Gustavo Acosta was born in 1958 in Havana, Cuba. He attended the San Alejandro Academy, and later on the Superior Institute of Art (ISA), both in Havana. His work has been extensively exhibited internationally. Recently a vast selection of his work was on a touring exhibition in Brazil, which began at the Caixa Cultural de Rio de Janeiro and ended at the Caixa Cultural in Sao Paulo. This great artist focuses on architecture, or to be more precise, on the power of architecture, both its external grandeur and the darker histories it may conceal. Skeptical of ideology, political or aesthetic, Acosta's paintings combine historically disassociated areas of artistic expression: three-dimensional space, theatre, and Modernism's emphasis on the two-dimensional surface. For Acosta, the notion of aesthetic purity is just another form of imprisonment. What is unique in Acosta’s art is his approach towards architecture. He does not deal with architecture and related themes in aesthetical ways; he is not interested in aesthetics, but in role of architecture in power relations (take a look at our article about Deconstructivism and its 10 most amazing buildings).

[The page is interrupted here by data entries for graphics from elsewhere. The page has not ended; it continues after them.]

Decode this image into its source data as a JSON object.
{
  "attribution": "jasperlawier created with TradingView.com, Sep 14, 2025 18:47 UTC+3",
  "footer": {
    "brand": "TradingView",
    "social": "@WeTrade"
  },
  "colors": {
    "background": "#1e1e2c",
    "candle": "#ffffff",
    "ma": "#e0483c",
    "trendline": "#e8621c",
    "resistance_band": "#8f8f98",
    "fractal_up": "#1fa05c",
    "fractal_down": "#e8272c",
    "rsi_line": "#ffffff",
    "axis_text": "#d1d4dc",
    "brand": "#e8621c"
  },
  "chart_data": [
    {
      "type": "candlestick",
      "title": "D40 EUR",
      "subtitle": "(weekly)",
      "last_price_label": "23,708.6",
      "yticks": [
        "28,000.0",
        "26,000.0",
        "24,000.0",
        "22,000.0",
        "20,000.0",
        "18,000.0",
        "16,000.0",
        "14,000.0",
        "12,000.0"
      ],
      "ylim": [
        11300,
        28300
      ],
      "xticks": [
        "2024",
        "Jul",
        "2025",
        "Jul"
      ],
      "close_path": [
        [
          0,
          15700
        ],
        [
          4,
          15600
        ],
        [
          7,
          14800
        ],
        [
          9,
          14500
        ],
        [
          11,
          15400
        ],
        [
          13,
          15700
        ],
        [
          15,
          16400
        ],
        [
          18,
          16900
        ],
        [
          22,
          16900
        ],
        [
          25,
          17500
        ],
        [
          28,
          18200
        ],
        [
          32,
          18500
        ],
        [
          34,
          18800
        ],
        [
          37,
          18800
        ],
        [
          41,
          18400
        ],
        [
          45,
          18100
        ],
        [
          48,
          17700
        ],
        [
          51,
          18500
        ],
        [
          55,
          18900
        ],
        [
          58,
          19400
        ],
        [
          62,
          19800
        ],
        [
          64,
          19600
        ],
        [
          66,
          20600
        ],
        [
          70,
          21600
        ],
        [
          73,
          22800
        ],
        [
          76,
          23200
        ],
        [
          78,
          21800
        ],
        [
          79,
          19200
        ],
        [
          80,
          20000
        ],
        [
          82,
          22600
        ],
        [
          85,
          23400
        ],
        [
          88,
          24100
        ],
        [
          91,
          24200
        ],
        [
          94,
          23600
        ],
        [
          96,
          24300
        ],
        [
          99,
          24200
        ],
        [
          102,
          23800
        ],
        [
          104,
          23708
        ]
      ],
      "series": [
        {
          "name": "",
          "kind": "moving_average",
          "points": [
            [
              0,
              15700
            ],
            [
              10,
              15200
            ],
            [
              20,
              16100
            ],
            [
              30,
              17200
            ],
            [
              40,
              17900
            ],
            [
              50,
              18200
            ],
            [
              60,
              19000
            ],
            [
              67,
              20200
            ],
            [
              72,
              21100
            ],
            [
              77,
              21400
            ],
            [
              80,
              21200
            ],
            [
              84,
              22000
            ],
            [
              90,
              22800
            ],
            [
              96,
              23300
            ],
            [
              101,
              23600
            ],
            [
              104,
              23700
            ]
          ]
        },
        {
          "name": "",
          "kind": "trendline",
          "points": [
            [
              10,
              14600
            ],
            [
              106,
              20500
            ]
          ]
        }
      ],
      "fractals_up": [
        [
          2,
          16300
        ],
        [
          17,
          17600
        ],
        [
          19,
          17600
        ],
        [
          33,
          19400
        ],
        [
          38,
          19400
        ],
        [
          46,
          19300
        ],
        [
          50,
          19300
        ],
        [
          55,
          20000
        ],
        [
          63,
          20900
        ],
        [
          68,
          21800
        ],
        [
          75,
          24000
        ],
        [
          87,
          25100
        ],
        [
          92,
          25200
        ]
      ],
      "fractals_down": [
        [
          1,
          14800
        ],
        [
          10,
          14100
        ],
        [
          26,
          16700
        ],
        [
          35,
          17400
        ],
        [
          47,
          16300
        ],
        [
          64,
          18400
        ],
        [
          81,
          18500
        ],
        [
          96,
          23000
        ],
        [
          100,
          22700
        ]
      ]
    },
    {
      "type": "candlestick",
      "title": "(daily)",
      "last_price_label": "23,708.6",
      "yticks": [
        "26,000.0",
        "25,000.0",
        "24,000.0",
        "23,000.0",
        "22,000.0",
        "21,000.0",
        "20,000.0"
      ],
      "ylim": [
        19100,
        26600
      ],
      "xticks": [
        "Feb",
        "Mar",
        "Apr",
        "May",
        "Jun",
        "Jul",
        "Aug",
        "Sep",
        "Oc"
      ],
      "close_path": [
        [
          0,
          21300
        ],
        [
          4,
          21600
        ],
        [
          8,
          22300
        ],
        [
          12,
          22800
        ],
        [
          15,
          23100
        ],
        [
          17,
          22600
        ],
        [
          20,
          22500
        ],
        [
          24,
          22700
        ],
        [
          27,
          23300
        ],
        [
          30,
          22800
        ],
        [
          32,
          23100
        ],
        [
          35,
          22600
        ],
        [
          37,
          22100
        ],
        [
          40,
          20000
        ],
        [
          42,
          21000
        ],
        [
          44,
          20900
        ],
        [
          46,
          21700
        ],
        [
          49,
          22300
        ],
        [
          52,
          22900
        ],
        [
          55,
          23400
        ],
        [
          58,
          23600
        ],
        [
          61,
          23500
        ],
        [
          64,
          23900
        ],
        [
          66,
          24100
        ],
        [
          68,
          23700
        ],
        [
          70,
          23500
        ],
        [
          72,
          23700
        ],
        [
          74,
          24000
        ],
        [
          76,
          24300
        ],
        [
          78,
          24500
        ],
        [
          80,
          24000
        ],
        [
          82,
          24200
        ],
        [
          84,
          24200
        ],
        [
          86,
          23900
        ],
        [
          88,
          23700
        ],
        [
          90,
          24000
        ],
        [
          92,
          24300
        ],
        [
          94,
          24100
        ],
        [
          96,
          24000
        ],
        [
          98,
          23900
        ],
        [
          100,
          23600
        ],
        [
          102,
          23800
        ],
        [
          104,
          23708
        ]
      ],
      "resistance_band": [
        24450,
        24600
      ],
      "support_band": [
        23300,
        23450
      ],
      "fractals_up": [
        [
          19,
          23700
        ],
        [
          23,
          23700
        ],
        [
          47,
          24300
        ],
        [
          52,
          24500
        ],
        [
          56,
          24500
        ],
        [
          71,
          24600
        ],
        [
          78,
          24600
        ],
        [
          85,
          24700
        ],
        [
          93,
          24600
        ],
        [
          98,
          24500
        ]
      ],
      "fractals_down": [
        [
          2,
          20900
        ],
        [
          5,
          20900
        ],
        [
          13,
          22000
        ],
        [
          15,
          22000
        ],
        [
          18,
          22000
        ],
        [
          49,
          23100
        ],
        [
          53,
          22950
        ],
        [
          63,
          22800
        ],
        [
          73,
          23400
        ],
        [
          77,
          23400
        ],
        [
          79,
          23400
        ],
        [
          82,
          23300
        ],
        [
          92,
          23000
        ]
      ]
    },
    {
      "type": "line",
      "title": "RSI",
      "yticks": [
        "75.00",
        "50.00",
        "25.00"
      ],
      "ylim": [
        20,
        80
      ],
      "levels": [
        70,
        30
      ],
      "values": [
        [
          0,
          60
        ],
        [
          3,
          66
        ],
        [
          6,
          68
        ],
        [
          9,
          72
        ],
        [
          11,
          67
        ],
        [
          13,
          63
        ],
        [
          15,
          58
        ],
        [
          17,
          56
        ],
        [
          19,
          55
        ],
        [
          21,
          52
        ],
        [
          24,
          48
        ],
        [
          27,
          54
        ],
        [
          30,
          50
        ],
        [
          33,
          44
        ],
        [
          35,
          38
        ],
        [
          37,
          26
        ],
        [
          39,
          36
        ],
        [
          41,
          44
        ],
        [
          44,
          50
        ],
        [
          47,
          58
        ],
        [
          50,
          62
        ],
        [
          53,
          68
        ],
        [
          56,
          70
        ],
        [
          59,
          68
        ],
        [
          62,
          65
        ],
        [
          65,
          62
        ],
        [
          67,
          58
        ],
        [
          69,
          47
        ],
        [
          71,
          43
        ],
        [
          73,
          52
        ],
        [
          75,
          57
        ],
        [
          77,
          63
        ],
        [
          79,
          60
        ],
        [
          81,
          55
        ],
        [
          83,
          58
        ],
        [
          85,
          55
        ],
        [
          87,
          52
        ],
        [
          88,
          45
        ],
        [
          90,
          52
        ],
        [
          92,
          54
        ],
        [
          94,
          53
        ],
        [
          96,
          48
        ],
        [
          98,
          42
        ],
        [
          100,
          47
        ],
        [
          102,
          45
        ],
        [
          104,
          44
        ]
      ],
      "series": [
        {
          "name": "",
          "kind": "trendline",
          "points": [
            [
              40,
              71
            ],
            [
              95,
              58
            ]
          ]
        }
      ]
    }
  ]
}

Architecture as a representation of power has been a constant theme in Acosta’s oeuvre. His urban renderings place him, at times, as an observer, and others as a commentator on the social and political aspects that architecture represents. In this new collection of works on paper he acts both. Paper Trail counter-positions images of Miami’s accelerated gentrification process with scenes of dilapidated buildings in Havana. Acosta's work speaks to the dialectical processes of life - birth and death - through urban vignettes of these cities. These works comment on the dynamics of both cities, one (Miami) in constant movement forward, the other (Havana) static in time. However, these focusings on Miami and Havana could be translated to other cities as well. Although every city in the world is different, there are always patterns of city’s dynamics that could be identified in both Miami and Havana.
Pan American Art Projects specializes in art of the Americas with the mission to build a bridge between North and South American cultures by presenting and exhibiting artists from both regions. The art space deals with emerging to established artists, as well as secondary market paintings, sculpture, and works on paper. As we already mention, Pan American Art Projects moved to new location, so be sure to check out the new space with great inaugural exhibition. The exhibition entitled Paper Trail will be on view from April 9 until May 14, 2016 at Pan American Art Projects in Miami (6300 NW 2nd Avenue).